Generation of induced pluripotent stem cells (ARO-iPSC1-11) from a patient with autosomal recessive osteopetrosis harboring the c.212 + 1G > T mutation in SNX10 gene

- An iPSCs line is generated from an ARO patient with known mutation in SNX10 gene.
- Detailed characterization confirms the pluripotency state of the cells.
- The SNX10 mutation is retained in the patient's iPSC line.
- The ARO-iPSCs can be used for disease modeling and therapeutic development.
- It can also uncover the roles of the SNX10 gene in other cell types and disorders.

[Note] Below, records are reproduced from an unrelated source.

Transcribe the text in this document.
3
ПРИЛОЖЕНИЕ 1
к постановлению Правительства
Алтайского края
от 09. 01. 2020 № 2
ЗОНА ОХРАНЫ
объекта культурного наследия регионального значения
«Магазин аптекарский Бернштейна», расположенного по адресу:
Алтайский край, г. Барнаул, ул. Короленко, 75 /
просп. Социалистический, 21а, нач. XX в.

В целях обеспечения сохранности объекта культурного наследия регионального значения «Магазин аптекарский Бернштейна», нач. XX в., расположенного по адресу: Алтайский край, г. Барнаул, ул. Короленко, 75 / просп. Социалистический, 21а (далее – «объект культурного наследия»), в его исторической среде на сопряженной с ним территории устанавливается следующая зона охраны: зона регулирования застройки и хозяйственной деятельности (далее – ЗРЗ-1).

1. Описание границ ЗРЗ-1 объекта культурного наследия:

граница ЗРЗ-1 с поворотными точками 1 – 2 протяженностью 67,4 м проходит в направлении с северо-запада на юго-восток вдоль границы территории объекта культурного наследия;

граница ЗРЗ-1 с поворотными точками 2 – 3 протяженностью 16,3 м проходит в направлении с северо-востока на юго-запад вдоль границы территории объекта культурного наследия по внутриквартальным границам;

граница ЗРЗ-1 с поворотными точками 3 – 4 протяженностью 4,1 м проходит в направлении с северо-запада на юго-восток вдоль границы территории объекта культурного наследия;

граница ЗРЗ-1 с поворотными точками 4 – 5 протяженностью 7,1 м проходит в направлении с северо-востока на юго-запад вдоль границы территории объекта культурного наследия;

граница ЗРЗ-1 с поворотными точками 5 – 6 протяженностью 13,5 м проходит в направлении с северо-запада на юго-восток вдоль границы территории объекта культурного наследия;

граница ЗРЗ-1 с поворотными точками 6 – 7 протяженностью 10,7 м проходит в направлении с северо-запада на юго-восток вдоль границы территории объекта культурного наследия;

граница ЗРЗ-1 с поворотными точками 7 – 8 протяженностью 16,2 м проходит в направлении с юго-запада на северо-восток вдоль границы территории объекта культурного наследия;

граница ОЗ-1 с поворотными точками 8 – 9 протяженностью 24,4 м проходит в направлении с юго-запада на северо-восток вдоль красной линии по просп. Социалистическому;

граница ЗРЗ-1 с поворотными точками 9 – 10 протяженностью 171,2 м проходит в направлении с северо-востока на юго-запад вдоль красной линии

Pathogenic sequence variants in the Sorting Nexin 10 (SNX10) gene have been associated with autosomal recessive osteopetrosis (ARO) in human. In this study, an induced pluripotent stem cell (iPSC) line (ARO-iPSC1-11) was generated from an ARO patient carrying the homozygous c.212 + 1G > T mutation in SNX10, using a retroviral-based reprogramming protocol. Characterization confirmed that the generated iPSCs expressed pluripotency markers, displayed normal karyotype, showed pluripotent differentiation capacity and retained the targeted mutation. Disease modeling with this ARO patient-specific iPSC line will shed further light on the critical role of the SNX10 mutation in ARO development.